1975 children's book by Bill Peet

Cyrus the Unsinkable Sea Serpent is a children's book written by Bill Peet and published in 1975.

It is about a good-heart giant sea serpent who decides to assist a ship of immigrants who experience a dangerous voyage.

==Synopsis==
Cyrus is a giant sea-serpent who only preys on sardines and is feeling bored at being alone at sea. When a shark suggests that he attack a ship and eat the humans on it, Cyrus refuses and is insulted as being a wimp by the shark for that. Stung by that abuse, Cyrus decides to find a port and attack the first ship that leaves it.

Cyrus finds such a port and soon a ship of immigrants, The Primrose, embarks despite dire warnings by an old man in port that they will never survive the voyage. With that spiteful outburst, Cyrus' aggressive mood is broken enough to allow his good nature to reassert and he is concerned about the ship and the people on it.

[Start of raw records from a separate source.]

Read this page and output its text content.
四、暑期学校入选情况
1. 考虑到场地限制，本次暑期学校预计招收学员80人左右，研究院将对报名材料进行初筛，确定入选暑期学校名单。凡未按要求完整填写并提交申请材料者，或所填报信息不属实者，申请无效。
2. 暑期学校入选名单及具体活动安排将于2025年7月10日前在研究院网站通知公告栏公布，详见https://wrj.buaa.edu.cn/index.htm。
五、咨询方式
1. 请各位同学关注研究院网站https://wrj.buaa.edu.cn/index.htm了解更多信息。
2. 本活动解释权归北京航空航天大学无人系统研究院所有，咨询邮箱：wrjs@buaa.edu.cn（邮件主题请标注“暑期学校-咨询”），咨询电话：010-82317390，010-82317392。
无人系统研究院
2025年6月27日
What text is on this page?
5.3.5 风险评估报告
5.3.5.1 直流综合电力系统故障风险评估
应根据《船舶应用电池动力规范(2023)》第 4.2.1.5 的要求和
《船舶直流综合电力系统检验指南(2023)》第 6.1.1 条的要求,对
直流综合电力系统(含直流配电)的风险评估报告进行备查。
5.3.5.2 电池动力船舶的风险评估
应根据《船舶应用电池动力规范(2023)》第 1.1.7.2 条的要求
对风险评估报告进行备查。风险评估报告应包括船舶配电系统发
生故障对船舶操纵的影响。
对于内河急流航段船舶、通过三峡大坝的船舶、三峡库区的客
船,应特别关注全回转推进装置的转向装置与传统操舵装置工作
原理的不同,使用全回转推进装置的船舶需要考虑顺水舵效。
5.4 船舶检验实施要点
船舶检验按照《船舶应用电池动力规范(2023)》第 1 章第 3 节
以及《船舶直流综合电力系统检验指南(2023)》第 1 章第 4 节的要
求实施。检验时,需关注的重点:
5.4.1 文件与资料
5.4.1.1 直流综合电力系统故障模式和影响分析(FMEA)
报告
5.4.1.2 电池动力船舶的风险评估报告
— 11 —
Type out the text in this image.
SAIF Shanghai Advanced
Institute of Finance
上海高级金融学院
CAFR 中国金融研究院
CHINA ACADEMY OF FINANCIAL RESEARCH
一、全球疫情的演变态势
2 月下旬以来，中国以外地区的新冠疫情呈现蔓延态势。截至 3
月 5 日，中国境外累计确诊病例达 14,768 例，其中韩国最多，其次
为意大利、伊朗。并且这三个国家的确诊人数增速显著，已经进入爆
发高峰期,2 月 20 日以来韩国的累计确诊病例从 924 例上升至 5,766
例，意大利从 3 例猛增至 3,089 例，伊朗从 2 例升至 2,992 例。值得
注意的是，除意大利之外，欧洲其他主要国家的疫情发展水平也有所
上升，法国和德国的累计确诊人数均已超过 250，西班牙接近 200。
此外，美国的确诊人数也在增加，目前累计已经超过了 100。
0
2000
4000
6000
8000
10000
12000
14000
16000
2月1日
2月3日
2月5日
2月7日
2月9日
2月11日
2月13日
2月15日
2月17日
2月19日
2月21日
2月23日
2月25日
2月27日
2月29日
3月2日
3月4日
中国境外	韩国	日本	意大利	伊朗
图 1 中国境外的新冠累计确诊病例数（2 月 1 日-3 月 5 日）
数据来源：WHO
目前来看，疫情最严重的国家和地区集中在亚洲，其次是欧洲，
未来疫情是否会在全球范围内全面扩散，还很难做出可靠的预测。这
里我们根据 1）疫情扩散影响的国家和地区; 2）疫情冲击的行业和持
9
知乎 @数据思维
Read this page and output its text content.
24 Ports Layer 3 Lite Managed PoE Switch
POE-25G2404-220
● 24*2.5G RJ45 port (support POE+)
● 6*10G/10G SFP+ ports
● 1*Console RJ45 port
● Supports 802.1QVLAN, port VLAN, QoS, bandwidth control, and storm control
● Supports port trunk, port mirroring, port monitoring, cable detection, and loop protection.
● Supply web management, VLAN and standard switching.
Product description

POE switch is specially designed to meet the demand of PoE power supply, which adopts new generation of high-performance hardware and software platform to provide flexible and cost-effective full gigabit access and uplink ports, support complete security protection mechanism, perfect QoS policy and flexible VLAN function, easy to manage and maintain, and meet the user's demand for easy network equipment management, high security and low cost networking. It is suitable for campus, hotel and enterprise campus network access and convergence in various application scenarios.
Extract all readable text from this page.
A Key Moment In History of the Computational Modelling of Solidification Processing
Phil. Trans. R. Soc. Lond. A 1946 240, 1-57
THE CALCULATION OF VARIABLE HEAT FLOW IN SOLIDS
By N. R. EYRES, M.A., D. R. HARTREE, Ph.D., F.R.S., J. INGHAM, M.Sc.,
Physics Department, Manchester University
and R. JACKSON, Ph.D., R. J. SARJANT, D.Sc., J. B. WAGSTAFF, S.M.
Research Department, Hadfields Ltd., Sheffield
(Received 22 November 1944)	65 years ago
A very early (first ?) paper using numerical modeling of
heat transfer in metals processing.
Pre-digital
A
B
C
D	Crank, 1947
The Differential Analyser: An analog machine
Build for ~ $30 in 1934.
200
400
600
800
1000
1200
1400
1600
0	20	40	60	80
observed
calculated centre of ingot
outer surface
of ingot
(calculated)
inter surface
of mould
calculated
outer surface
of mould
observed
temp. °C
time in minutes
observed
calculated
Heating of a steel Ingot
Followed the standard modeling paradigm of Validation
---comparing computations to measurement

As such, Cyrus follows the ship out of sight.

Sure enough, the ship faces a series of dire perils such as doldrums of worryingly indeterminate length, a violent storm that threatens to sink the ship and an attack by pirates that pursue and demast the ship by cannon fire prior to their threatened boarding. Throughout these dangers, Cyrus takes it upon himself to protect the ship without the humans' knowledge, until he is forced to openly attack and destroy the pirate ship to stop the brigands.

However, after Cyrus recovers from his concussion after ramming the pirate ship, he sees that the Primrose is crippled and decides to tow it to land. The crew and passengers panic at the sight of Cyrus, but the Captain realizes that the monster is genuinely trying to help them and calms everyone down. With the humans accepting this bizarre situation, Cyrus heads non-stop for land at all possible speed until he beaches the ship safely.

With that, Cyrus accepts the humans' gratitude as he departs and decides that he has had enough excitement for some time. With that, Cyrus finds a remote island and peacefully sleeps for a month.

==Adaptations==
There is a 100-foot sculpture of a sea serpent, inspired by Cyrus, in San Francisco's Golden Gate Park.